Playbill.com learned that a June 17 letter to the show's licensing agent, Music Theatre International, asked for changes in the script, and even included suggestions from Robert Bierie, performing arts supervisor of Wilmette Park District.
As you can imagine, the folks at MTI just loved that. In fact, I hear they're putting together a list of suggested improvements to the infrastructure of the Willmette Park District as we speak.

...Not surprisingly, permission was denied. My favorite part of the story is the reaction of Ragtime lyricist Lynn Ahrens:
"It seems to sum up the blind ignorance of people who sit busily cherry-picking bad words, while not even bothering to read the script they are producing to understand its ideas or the context in which these words are spoken. We authors have always said that if people were uncomfortable producing the show, they shouldn't produce it. We feel the language is accurate and honest in the context of the era, and important to preserve. That hasn't stopped Ragtime from being produced in numerous theatres, high schools and colleges, where the heads of these institutions don't underestimate the intelligence of their audiences, whether comprised of children or adults, nor feel the need to censor and protect them from their own national history."

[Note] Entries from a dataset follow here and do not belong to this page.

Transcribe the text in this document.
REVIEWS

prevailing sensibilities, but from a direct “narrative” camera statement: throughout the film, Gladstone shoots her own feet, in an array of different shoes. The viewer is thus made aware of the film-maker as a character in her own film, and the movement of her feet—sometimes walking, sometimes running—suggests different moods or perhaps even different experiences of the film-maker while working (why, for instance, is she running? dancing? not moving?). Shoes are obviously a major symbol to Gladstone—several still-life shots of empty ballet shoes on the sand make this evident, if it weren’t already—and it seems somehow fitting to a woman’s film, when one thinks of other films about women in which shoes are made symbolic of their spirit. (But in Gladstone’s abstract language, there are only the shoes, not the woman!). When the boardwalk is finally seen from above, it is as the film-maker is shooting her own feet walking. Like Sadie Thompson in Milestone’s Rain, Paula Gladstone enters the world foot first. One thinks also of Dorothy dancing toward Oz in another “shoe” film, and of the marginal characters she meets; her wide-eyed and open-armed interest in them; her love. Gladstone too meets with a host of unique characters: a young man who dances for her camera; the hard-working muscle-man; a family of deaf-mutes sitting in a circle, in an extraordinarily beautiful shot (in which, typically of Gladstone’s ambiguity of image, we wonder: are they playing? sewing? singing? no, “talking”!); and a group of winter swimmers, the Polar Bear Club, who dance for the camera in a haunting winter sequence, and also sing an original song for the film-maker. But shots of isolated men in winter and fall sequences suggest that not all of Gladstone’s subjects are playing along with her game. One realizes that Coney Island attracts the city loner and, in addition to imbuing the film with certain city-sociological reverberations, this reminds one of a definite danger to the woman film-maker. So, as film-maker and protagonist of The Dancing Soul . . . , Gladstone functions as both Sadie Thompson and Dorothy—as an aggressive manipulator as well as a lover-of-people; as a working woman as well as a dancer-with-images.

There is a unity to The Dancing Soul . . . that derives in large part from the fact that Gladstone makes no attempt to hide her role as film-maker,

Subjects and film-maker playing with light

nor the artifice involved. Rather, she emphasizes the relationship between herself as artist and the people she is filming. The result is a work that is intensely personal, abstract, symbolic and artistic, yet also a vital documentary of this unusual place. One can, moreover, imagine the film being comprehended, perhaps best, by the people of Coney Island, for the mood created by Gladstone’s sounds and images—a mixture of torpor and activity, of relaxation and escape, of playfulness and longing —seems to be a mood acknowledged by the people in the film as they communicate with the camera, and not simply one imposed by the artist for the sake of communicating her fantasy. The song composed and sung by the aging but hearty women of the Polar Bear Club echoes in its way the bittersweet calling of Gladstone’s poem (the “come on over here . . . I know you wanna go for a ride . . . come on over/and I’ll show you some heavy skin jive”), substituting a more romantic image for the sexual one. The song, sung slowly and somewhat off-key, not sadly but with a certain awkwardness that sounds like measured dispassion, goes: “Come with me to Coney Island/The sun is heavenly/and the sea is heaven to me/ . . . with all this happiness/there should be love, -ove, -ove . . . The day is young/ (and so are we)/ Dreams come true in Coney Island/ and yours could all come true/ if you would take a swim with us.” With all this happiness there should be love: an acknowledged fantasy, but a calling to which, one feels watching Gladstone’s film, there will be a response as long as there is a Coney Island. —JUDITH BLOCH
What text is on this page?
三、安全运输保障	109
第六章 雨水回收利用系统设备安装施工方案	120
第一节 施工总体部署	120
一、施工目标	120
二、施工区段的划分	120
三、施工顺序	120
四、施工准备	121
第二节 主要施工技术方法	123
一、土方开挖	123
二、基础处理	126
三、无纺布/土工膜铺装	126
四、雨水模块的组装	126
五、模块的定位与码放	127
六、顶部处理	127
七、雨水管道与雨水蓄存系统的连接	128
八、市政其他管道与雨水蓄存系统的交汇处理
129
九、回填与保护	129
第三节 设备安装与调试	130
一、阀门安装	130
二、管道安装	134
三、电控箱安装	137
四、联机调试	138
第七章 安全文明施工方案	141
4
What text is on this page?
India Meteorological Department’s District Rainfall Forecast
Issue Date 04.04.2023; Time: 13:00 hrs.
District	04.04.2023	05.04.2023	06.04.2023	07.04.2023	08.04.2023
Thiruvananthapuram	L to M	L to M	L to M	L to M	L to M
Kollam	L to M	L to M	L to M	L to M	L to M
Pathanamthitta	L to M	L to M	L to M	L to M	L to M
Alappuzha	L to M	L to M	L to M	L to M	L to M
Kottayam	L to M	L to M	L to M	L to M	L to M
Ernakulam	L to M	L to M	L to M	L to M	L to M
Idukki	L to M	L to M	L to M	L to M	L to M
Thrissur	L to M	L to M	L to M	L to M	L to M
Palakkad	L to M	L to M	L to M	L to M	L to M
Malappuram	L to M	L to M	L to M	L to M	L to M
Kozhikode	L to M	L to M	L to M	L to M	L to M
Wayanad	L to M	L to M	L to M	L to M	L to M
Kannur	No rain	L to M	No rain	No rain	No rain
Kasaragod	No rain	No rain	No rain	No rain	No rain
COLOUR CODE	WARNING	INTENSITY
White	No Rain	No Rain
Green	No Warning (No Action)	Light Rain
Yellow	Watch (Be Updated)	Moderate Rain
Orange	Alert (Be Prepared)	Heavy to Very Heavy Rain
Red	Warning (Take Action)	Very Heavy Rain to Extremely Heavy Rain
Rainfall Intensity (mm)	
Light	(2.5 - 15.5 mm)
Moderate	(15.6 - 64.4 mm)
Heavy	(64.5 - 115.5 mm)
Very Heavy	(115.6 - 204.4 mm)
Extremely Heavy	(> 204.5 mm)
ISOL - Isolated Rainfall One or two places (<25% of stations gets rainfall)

Do you get the feeling Ahrens missed the part about the show being performed outdoors? And also the part about the hypothetical (perfectly intelligent but possibly underinformed) parkgoers who are not audience members? This isn't about censorship, or whitewashing history, or respecting an author's intentions. It might be about respecting the intelligence of the general public, but I don't think the park executives' concerns are totally unreasonable. What are they going to do, put up signs all over the grounds that say, "Attention: art in progress. Please ignore any provocative racial epithets you may hear being shouted as you and your children are enjoying an evening stroll"?

I think the horse Ahrens is on might be a little bit high, considering she's the woman who wrote the lyric "I was your wife/It never occurred [sic] to want more." And who rhymed "negroes" with "gazebos." Do you think the Willmette Park folks suggested some improvements for those lines too?